How Mickey Mouse Keeps Changing Copyright Law - Art Law Journal
http://artlawjournal.com/mickey-mouse-keeps-changing-copyright-law/


著作権の保護期間は、ミッキーマウスが登場する以前から125年以上にわたって変更が繰り返されてきました。まず1790年にアメリカで初めて著作権法が登場したとき、著作権の保護期間は14年と制定されており、著者が生存している場合に限り、さらに更新期間として14年を追加申請することができました。また、著作権の適用範囲は地図・図表・本に限定されており、現代とは異なり著作物を保護するには著作権登録が必須とされていました。もしこれらの著作権に関する手続きを行わなかった場合は、全ての作品がパブリックドメインとして扱われるということです。

1831年になると14年の著作権保護期間は28年になり、更新期間の14年を合わせると「最大42年」に変更されました。1909年の著作権法では28年の保護期間に加えて、更新期間が28年の「最大56年」になり、徐々に著作権の保護期間が拡大されていきました。当時、作品に対して著作権の申請を行う人は少なかったため、これらの法改正は著作権を主張していたごく少数の人たちのために行われたと考えられます。

ミッキーマウスが初めて登場したのは1928年に公開された短編アニメーション「蒸気船ウィリー」であり、1909年の著作権法に従うと、合計56年間の著作権の保護期間は1984年で失効となります。そのため、ミッキーマウスの著作権の失効が差し迫ったディズニーは、著作権法の変更を求める本格的なロビー活動を行ったと言われています。

By CHRISTOPHER DOMBRES

ディズニーのロビー活動の成果か、1976年にアメリカ議会が著作権保護制度の大幅な見直しを決定し、ディズニーを拡張保護対象として認定。「作品発表から56年間」の代わりに、ヨーロッパ基準である「著者の死後50年間」が適用されることとなりました。これに伴って1976年の著作権法の保護期間が適用されていた作品であっても、企業作品であれば遡及延長が認められるようになります。すでに公開されている作品の著作権の最大保護期間は「75年」となり、ミッキーマウスの"命"は2003年まで延長されました。また、1922年より以前に発表された著作物は全て保護が消滅してパブリックドメインとなり、1922年以降の著作物は著作権保護の手続きをしなくても自動的に著作権法のもとで保護されるようになったのです。
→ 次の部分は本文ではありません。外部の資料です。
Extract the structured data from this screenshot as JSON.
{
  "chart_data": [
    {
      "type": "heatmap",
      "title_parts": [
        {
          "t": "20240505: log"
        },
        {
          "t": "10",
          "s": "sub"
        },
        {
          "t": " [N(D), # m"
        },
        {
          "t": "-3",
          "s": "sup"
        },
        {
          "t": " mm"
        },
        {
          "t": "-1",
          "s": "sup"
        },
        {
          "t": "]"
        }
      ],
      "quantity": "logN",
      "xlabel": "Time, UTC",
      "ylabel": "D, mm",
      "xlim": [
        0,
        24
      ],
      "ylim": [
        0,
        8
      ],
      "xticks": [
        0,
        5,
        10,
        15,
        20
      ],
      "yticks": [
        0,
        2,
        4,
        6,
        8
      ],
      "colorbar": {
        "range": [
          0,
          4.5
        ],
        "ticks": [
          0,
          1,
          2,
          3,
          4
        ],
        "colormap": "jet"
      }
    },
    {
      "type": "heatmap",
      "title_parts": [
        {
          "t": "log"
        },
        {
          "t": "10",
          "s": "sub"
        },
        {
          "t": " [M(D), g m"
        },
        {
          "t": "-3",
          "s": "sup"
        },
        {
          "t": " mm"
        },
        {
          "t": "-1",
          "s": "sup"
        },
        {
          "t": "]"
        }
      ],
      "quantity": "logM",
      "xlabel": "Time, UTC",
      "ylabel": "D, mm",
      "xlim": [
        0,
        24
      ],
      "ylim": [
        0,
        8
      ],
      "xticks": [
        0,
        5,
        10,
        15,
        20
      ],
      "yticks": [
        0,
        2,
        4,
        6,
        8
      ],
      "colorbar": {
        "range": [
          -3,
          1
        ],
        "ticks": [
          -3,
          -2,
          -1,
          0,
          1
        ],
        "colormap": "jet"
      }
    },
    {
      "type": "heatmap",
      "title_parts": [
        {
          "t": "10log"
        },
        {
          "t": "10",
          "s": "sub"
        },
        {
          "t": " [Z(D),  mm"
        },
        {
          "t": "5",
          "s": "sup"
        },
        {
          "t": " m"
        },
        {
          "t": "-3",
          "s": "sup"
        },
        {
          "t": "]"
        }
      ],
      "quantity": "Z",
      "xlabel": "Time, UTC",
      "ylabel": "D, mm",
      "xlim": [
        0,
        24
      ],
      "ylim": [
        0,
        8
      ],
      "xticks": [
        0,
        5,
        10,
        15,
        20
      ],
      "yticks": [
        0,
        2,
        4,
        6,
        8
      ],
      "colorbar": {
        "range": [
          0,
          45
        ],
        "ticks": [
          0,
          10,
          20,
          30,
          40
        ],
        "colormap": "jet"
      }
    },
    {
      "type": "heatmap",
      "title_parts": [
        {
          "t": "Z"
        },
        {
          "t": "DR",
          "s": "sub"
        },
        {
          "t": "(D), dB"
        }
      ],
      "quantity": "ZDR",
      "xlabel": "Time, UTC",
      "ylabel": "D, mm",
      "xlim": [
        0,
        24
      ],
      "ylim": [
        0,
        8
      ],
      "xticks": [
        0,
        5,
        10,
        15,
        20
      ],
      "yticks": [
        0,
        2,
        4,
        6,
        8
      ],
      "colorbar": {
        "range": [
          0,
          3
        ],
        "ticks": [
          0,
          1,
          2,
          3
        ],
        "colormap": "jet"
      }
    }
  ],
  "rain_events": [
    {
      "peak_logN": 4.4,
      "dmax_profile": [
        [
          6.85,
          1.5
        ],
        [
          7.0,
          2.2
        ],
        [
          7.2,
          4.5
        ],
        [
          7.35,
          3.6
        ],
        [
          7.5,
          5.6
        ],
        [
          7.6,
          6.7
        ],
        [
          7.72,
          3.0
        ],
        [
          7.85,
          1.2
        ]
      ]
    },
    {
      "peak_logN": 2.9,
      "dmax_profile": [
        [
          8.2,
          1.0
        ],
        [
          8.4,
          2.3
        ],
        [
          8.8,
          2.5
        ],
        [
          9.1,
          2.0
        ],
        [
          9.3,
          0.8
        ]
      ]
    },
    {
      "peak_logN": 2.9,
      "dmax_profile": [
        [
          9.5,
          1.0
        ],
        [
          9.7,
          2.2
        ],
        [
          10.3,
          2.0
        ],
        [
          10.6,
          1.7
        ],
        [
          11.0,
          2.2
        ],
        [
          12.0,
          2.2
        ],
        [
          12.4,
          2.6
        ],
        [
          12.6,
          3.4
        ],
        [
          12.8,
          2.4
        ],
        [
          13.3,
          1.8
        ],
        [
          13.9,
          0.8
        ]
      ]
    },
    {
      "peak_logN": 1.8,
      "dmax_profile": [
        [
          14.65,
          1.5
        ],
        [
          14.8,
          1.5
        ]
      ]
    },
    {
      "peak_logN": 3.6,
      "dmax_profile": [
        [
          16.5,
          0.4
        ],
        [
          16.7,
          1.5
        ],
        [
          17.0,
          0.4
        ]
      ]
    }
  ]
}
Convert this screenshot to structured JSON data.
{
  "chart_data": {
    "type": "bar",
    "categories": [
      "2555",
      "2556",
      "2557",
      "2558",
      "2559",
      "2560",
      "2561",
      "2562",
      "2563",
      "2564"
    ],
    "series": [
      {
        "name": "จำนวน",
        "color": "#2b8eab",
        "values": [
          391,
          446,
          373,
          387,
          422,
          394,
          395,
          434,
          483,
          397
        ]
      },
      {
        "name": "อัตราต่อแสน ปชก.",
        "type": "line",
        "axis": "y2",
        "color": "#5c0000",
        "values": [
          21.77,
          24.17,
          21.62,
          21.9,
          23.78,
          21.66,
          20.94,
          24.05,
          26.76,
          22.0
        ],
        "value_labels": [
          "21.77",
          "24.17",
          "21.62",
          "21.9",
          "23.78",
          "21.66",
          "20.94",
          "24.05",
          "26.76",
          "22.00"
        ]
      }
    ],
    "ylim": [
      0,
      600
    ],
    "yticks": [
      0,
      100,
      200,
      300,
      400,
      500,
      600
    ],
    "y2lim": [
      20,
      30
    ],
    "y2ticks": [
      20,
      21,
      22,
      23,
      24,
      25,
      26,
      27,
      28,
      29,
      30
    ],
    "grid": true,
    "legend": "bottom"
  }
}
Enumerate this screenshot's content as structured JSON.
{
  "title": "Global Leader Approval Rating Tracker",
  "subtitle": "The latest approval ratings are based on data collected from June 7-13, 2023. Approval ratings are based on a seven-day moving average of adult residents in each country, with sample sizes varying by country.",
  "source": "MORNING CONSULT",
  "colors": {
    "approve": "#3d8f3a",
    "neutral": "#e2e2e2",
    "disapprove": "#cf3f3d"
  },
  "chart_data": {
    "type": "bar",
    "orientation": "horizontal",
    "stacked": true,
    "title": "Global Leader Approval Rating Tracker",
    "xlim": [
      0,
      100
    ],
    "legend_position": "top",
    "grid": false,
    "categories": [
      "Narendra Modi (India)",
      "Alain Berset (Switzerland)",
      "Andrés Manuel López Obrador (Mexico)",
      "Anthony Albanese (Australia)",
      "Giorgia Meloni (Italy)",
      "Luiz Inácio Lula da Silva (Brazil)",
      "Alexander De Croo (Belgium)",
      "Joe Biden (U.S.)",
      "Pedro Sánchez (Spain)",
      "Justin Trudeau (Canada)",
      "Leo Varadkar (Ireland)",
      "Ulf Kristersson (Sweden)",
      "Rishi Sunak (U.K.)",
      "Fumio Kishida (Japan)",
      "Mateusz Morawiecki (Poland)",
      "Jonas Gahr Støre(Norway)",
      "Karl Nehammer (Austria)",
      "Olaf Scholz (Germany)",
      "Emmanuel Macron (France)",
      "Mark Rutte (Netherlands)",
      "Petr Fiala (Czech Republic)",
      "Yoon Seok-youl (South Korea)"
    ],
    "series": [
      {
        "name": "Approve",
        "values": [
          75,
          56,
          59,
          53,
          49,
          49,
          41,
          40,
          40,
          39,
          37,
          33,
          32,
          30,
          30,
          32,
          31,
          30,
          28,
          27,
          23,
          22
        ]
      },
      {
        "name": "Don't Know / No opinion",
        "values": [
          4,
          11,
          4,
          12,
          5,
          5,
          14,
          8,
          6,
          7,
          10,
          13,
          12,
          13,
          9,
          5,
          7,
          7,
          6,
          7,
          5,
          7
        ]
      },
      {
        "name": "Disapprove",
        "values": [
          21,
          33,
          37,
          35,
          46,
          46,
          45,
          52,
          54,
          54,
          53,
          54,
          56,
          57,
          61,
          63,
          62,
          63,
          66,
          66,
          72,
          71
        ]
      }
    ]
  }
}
その後、2003年が近づきミッキーマウスのパブリックドメイン化が近づいたころ、1998年にアメリカ議会は「ミッキーマウス延命法」とも呼ばれる著作権延長法を制定。著作権の保護期間は原則として「著者の死後70年」となり、法人著者の場合は「発行後95年間」または「制作後120年間」のどちらか短い方と適用されました。これによりミッキーマウスは2023年まで著作権で保護されることになったわけです。

以下は法改正によってミッキーマウスの保護期間延長の推移を表した「ミッキーマウス曲線」のグラフ。アメリカの著作権法の保護期間が1790年・1831年・1909年・1962年~1974年・1976年・著作権延長法ごとに色分けされており、1928年に登場した「蒸気船ウィリー」の著作権保護期間延長の推移が灰色のラインで描かれています。灰色の点線を見ると、法律とともにミッキーマウスの保護期間が右肩上がりで延長されてきたことがわかります。


創作物が著作権で保護されることで盗用などを防ぐことができるわけですが、保護期間の延長に次ぐ延長はパブリックドメイン化した作品の再利用ができないことを意味します。ミッキーマウスの著作権保護期間は再び2023年の失効を迎えつつありますが、世界的な企業であるディズニーが新たに延長を提案することで、再びミッキーマウスの保護期間は延長されると見られています。この経緯をまとめたArt Law Journalは最後に、「『蒸気船ウィリー』がパブリックドメインになったら、あなたはミッキーマウスで何をしたいですか?」と質問を投げかけ、コメント欄で回答を募っています。